During his introduction, Powell clarified that his analysis considered fiber laser to mean both fiber and disc lasers, and quoted Dr. Dirk Petring's (Fraunhofer ILT) comments made at last year's Industrial Laser Applications Symposium (ILAS, March 2011, Warrington, UK) comparing CO2 and fiber lasers for cutting thin section (Powell's emphasis) metal, that "the CO2 laser is dead." Simply put, for cutting metals thinner than 3 mm the fiber is faster and the edge quality is as good. So, for manufacturers of thin-gauge metal components, the fiber is the better choice.
For a job-shop, though, the choice is not as clear. So he investigated two machines, a 5 kW CO2 from Trumpf and a 3 kW fiber from Bystronic. Setting aside all the detailed data these suppliers provided, Powell decided on "two basic considerations" for the potential job-shop users: what will be the cost/part produced, and how good is the cut quality?
For cutting thin-gauge stainless steel. he gives the edge to the fiber laser which is 25-50% faster than the CO2 laser, especially when cutting large simple shapes. At 4 mm the cutting speeds converge, and above 8 mm the advantage goes to the CO2 laser.
Looking at running costs, Powell gives the edge to the fiber laser, citing its lower maintenance cost -- although he qualified this by noting the dearth of long-term operating data for the newer fiber laser technology.
As to cut quality, he acknowledged that suppliers of both technologies have narrowed the quality differences up to 6-8 mm thicknesses, but for thicknesses above this range the CO2 laser excels. Powell gave credit to the fiber laser for oxygen-assist cutting of mild steels where the cut edges are comparable.
The edge in cutting copper and aluminum alloys goes to the fiber laser. CO2 lasers get the nod for cutting plastic and wood-based products.
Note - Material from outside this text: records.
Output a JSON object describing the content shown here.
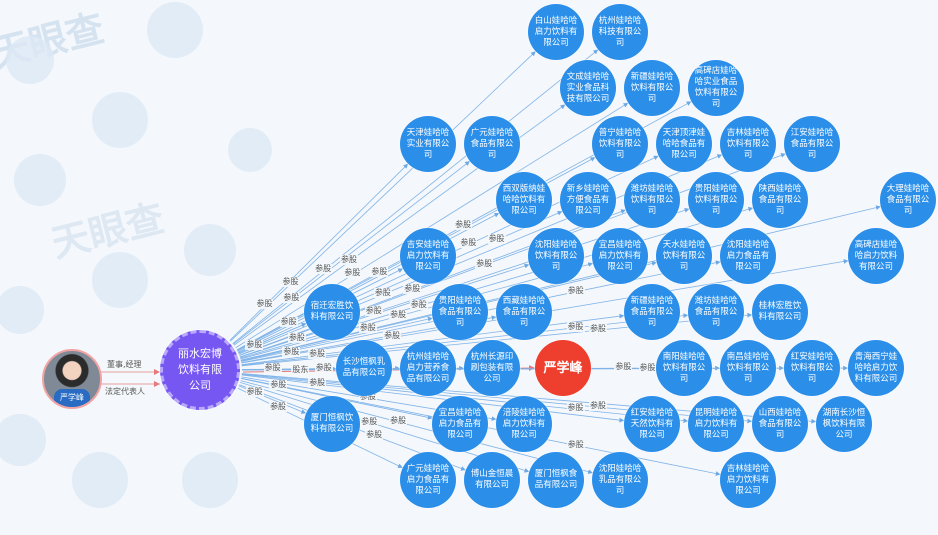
{
  "watermark": "天眼查",
  "person": {
    "name": "严学峰",
    "relations": [
      "董事,经理",
      "法定代表人"
    ]
  },
  "center": {
    "name": "丽水宏博饮料有限公司",
    "color": "#7657f2"
  },
  "highlight": {
    "name": "严学峰",
    "color": "#ee3f2e",
    "edge": "股东"
  },
  "node_color": "#2b8fea",
  "edge_label": "参股",
  "companies": [
    "白山娃哈哈启力饮料有限公司",
    "杭州娃哈哈科技有限公司",
    "新疆娃哈哈饮料有限公司",
    "文成娃哈哈实业食品科技有限公司",
    "普宁娃哈哈饮料有限公司",
    "天津娃哈哈实业有限公司",
    "广元娃哈哈食品有限公司",
    "天津顶津娃哈哈食品有限公司",
    "高碑店娃哈哈实业食品饮料有限公司",
    "吉林娃哈哈饮料有限公司",
    "贵阳娃哈哈饮料有限公司",
    "陕西娃哈哈食品有限公司",
    "潍坊娃哈哈饮料有限公司",
    "新乡娃哈哈方便食品有限公司",
    "西双版纳娃哈哈饮料有限公司",
    "宜昌娃哈哈启力饮料有限公司",
    "江安娃哈哈食品有限公司",
    "大理娃哈哈食品有限公司",
    "沈阳娃哈哈饮料有限公司",
    "西藏娃哈哈食品有限公司",
    "天水娃哈哈饮料有限公司",
    "沈阳娃哈哈启力食品有限公司",
    "吉安娃哈哈启力饮料有限公司",
    "宿迁宏胜饮料有限公司",
    "贵阳娃哈哈食品有限公司",
    "新疆娃哈哈食品有限公司",
    "潍坊娃哈哈食品有限公司",
    "桂林宏胜饮料有限公司",
    "高碑店娃哈哈启力饮料有限公司",
    "南阳娃哈哈饮料有限公司",
    "杭州娃哈哈启力营养食品有限公司",
    "杭州长源印刷包装有限公司",
    "长沙恒枫乳品有限公司",
    "南昌娃哈哈饮料有限公司",
    "红安娃哈哈饮料有限公司",
    "青海西宁娃哈哈启力饮料有限公司",
    "宜昌娃哈哈启力食品有限公司",
    "红安娃哈哈天然饮料有限公司",
    "昆明娃哈哈启力饮料有限公司",
    "山西娃哈哈食品有限公司",
    "湖南长沙恒枫饮料有限公司",
    "厦门恒枫饮料有限公司",
    "广元娃哈哈启力食品有限公司",
    "涪陵娃哈哈启力饮料有限公司",
    "厦门恒枫食品有限公司",
    "沈阳娃哈哈乳品有限公司",
    "吉林娃哈哈启力饮料有限公司",
    "博山金恒晨有限公司"
  ]
}
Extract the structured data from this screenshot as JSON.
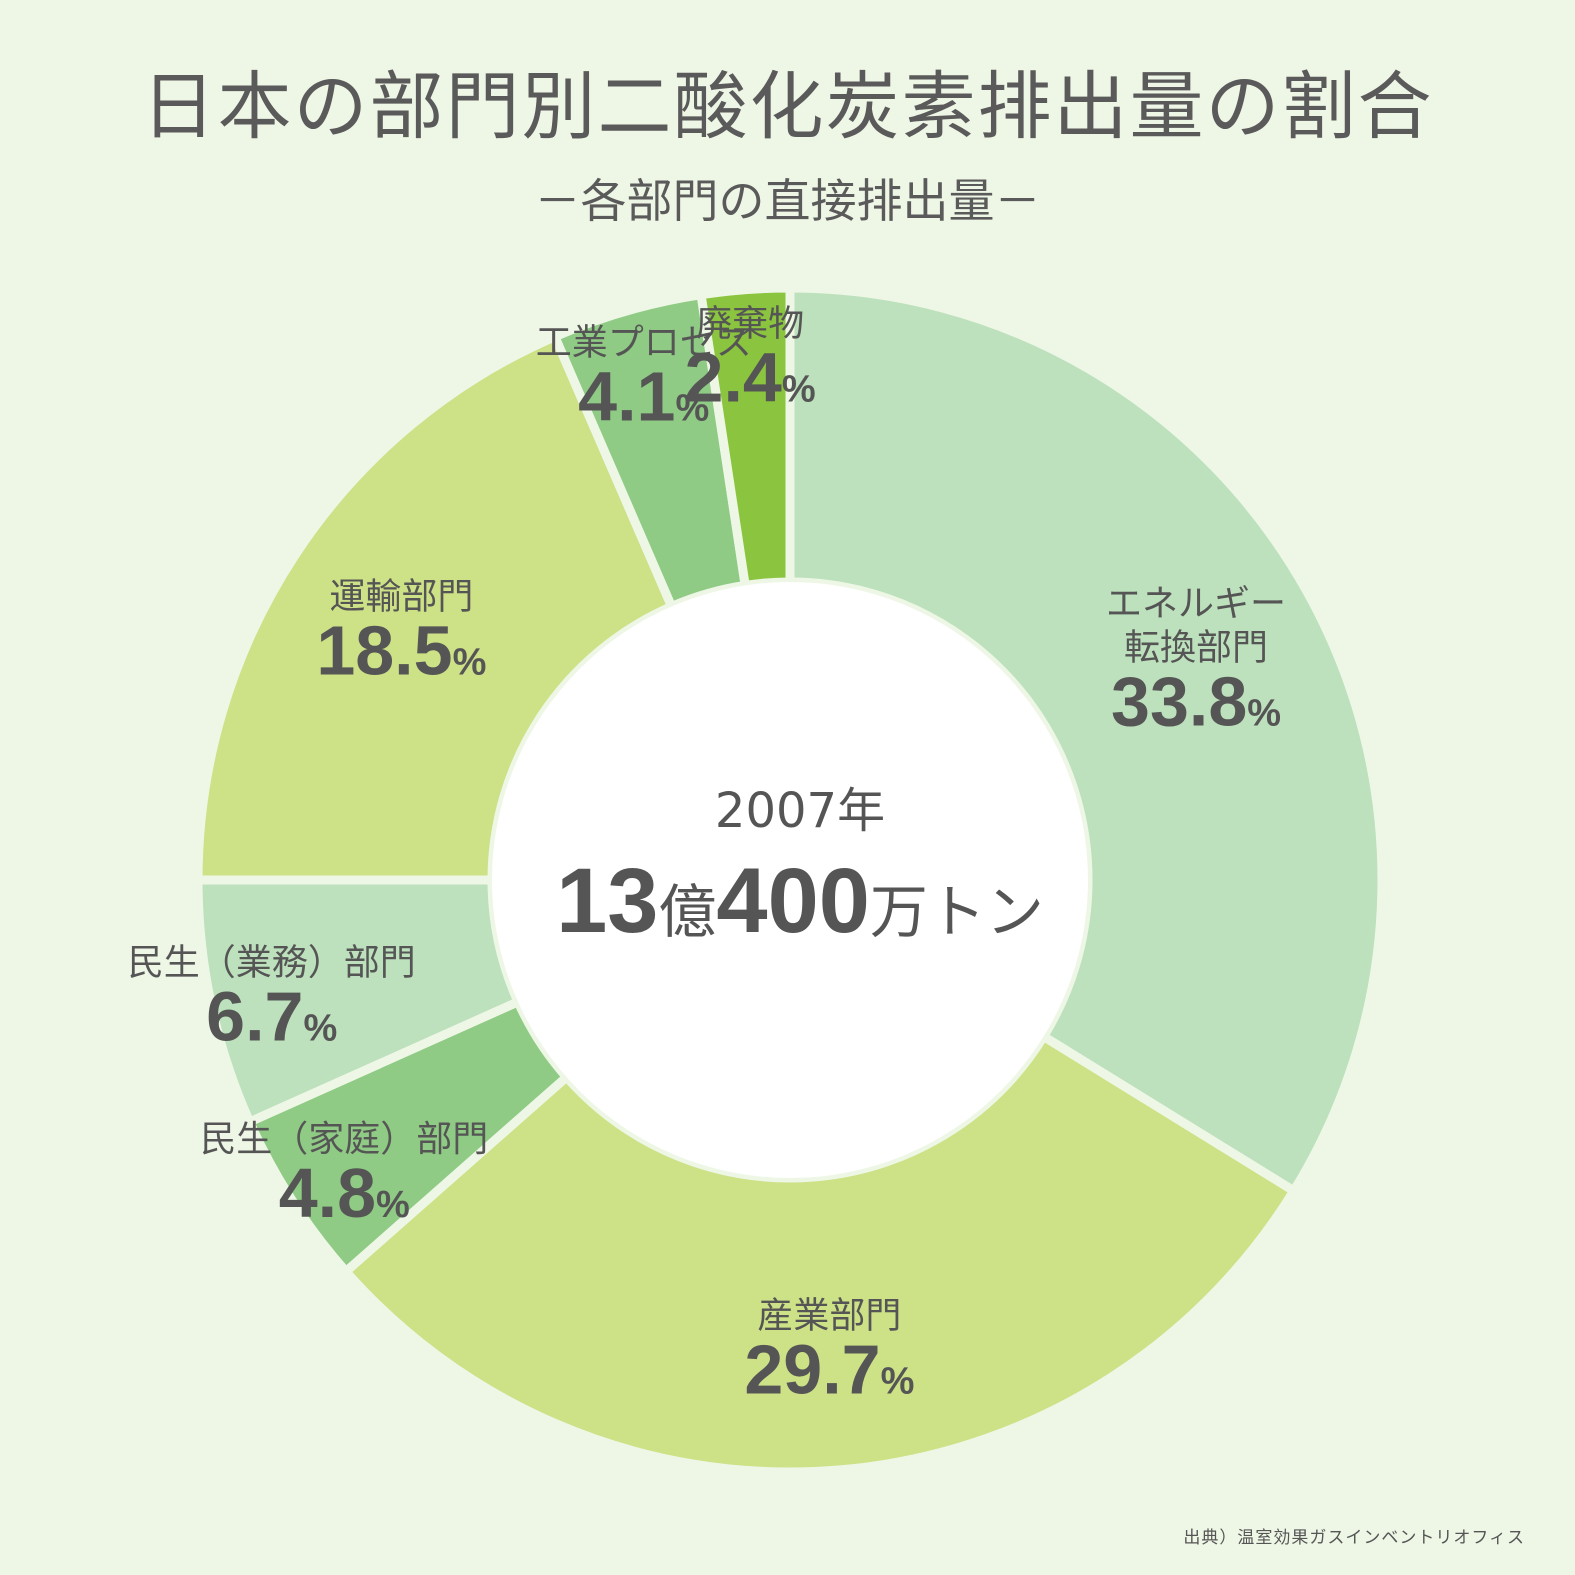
{
  "title": "日本の部門別二酸化炭素排出量の割合",
  "subtitle": "－各部門の直接排出量－",
  "center": {
    "year": "2007年",
    "total_num1": "13",
    "total_unit1": "億",
    "total_num2": "400",
    "total_unit2": "万トン"
  },
  "source": "出典）温室効果ガスインベントリオフィス",
  "chart_data": {
    "type": "pie",
    "donut": true,
    "unit": "%",
    "slices": [
      {
        "name": "エネルギー転換部門",
        "label_lines": [
          "エネルギー",
          "転換部門"
        ],
        "value": 33.8,
        "value_label": "33.8",
        "color": "#bde1bd"
      },
      {
        "name": "産業部門",
        "label_lines": [
          "産業部門"
        ],
        "value": 29.7,
        "value_label": "29.7",
        "color": "#cde187"
      },
      {
        "name": "民生（家庭）部門",
        "label_lines": [
          "民生（家庭）部門"
        ],
        "value": 4.8,
        "value_label": "4.8",
        "color": "#8fcb84"
      },
      {
        "name": "民生（業務）部門",
        "label_lines": [
          "民生（業務）部門"
        ],
        "value": 6.7,
        "value_label": "6.7",
        "color": "#bde1bd"
      },
      {
        "name": "運輸部門",
        "label_lines": [
          "運輸部門"
        ],
        "value": 18.5,
        "value_label": "18.5",
        "color": "#cde187"
      },
      {
        "name": "工業プロセス",
        "label_lines": [
          "工業プロセス"
        ],
        "value": 4.1,
        "value_label": "4.1",
        "color": "#8fcb84"
      },
      {
        "name": "廃棄物",
        "label_lines": [
          "廃棄物"
        ],
        "value": 2.4,
        "value_label": "2.4",
        "color": "#8bc53f"
      }
    ]
  }
}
He noted, though, that most job shops only cut a small amount of these materials.
So, Powell's conclusion: if you are a job shop with a wide range of cutting requirements, you "should buy CO2 machines until you have enough suitable work to fill the capacity of a fiber laser." For manufacturing companies making products from thin section metals, "your first choice should probably be a fiber laser." Prospective buyers, he advised, should get actual cutting trials done on typical jobs by potential suppliers of both types of machines.
Interestingly, many of the questions from the AKL audience dealt with technical aspects, which he answered. But he cautioned several times that his analysis was made from the perspective of a job-shop buyer, and consequently his two basic considerations -- cost/part and cut edge quality -- were the most important factors.